The most radical of the three is, however, the New Oxford Dictionary of English. Also international, it defines 230 West Indian, 600 South African and 1,300 Australasian words. It too has many encyclopedic entries (though 7,000 fewer than Collins) and is racier than the other two. (Derivations from, and compounds of, "shit" fill a whole column.) Even more distinctively, the New Oxford uses tinted panels. Some provide more extended encyclopedic entries while others suggest usage - in some cases, controversially. For example, it maintains the plural noun "data" may now be used with a singular verb; the one-word "alright" is described as "logical"; and split infinitives are accepted as "normal and useful". While it does include derivations and some word histories, it is principally a dictionary of current English.

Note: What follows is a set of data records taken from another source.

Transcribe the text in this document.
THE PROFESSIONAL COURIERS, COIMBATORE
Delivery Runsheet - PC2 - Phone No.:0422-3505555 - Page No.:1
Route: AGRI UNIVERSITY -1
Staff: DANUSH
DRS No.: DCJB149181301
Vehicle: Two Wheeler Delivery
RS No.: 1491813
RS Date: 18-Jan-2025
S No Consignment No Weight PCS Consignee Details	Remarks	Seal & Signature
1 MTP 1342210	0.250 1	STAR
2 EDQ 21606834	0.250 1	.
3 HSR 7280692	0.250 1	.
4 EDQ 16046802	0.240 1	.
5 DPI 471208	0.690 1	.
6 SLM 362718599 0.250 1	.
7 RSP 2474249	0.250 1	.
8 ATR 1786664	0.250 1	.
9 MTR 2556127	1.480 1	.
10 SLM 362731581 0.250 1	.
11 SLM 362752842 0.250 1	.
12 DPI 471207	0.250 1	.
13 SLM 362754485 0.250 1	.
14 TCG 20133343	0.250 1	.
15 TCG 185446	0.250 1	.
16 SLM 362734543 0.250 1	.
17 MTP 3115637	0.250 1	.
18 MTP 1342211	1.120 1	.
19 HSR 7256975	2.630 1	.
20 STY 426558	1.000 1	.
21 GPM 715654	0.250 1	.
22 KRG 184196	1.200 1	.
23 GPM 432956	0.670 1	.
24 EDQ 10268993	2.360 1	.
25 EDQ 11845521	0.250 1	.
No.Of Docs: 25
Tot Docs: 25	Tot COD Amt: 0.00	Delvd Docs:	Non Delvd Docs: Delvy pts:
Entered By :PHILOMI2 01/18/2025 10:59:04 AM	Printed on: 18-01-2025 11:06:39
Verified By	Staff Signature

It is heavier in weight than the others and has a larger page size. It has been designed with the everyday user in mind rather than the linguistics scholar.

On my shelves, it will replace a number of dictionaries of new words and an ageing Dictionary of Contemporary English. For some, Collins will have a place as a one-volume reference book, but for everyday use I shall favour Chambers. Less ambitious than the others, it is nevertheless compact, clear and easy to use. A proper dictionary.